In (18) the probability on the right expresses a physical causation, that on the left only an inference. Nevertheless, the probabilities are necessarily equal because, although a later draw cannot physically affect conditions at an earlier one, information about the result of the second draw has precisely the same effect on our state of knowledge about what could have been taken in the first draw, as if their order were reversed.
Eq. (18) is only a special case of a much more general result. The probability of drawing any sequence of red and white balls (the hypergeometric distribution) depends only on the number of red and white balls, not on the order in which they appear; i.e., it is an exchangeable distribution.

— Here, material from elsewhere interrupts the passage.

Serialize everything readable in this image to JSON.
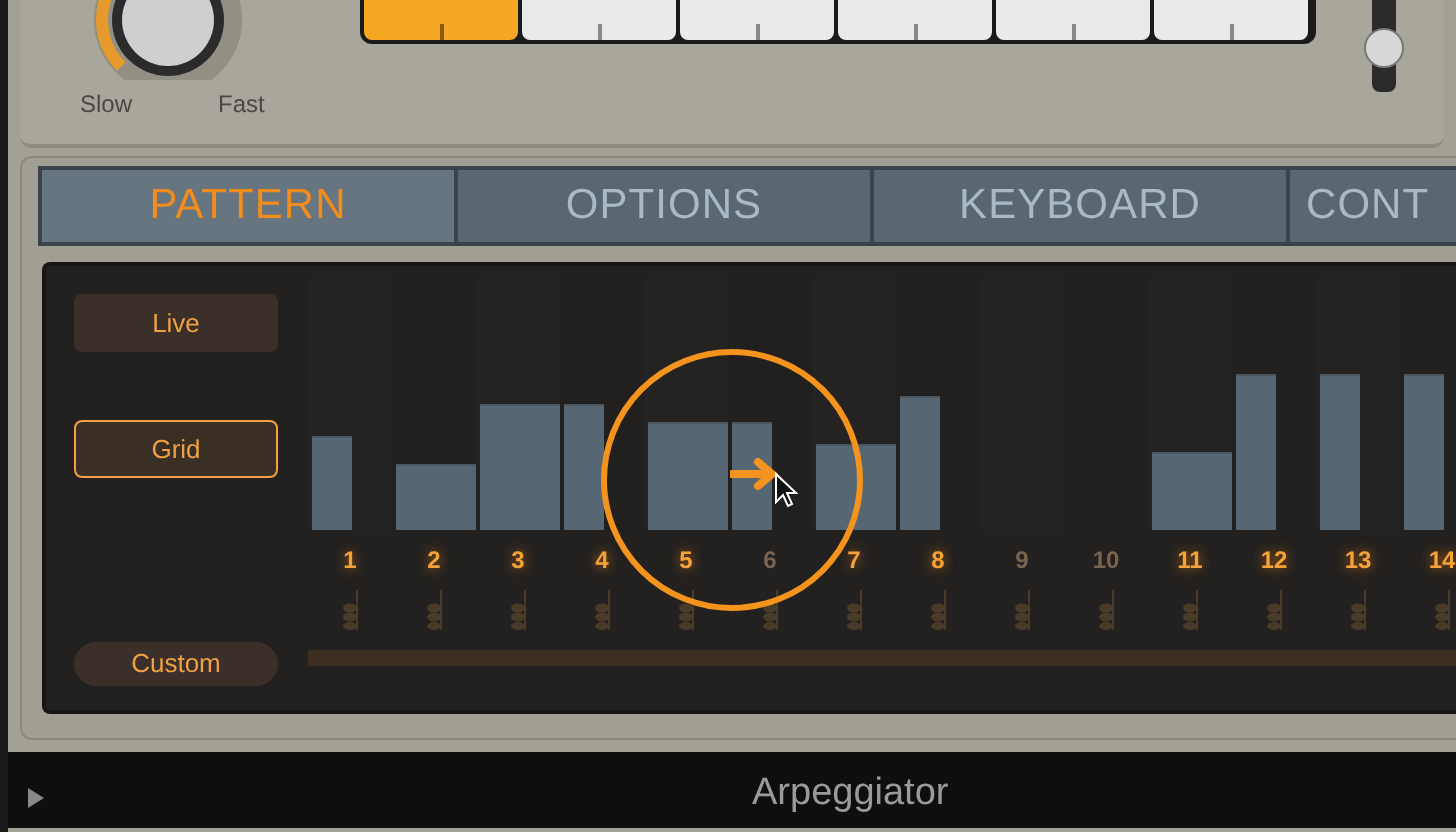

From this it follows by a simple calculation that for all i and j ,
P(R_i|I ) = P(R_j|I) = M/N (19)
That is, just as in QM, merely knowing that other draws have been made does not change our prediction for any specified draw, although it changes the hypothesis space in which the prediction is made; before there is a change in the actual prediction it is necessary to know also the results of other draws. But the joint probability is by the product rule,
P(R_i,R_j|I) = P(R_i,|R_j,I )P(R_j|I) = P(R_j|R_i,I)P(R_i|I) (20)
and so we have for all i and j ,
P(R_i|R_j,I ) = P (R_j|R_i,I) (21)
and again a conditional probability which expresses only an inference is necessarily equal to one that expresses a physical causation. This would be true not only for the hypergeometric distribution, but for any exchangeable distribution. We see from this how far Karl Popper would have got with his "propensity" theory of probability, had he tried to apply it to a few simple problems.
It might be thought that this phenomenon is a peculiarity of probability theory. On the contrary, it remains true even in pure deductive logic; for if A implies B, then not-B implies not-A. But if we tried to interpret "A implies B" as meaning "A is the physical cause of B", we could hardly accept that "not-B is the physical cause of not-A". Because of this lack of contraposition, we cannot in general interpret logical implication as physical causation, any more than we can conditional probability. Elementary facts like this are well understood in economics (Simon & Rescher, 1966; Zellner, 1984); it is high time that they were recognized in theoretical physics.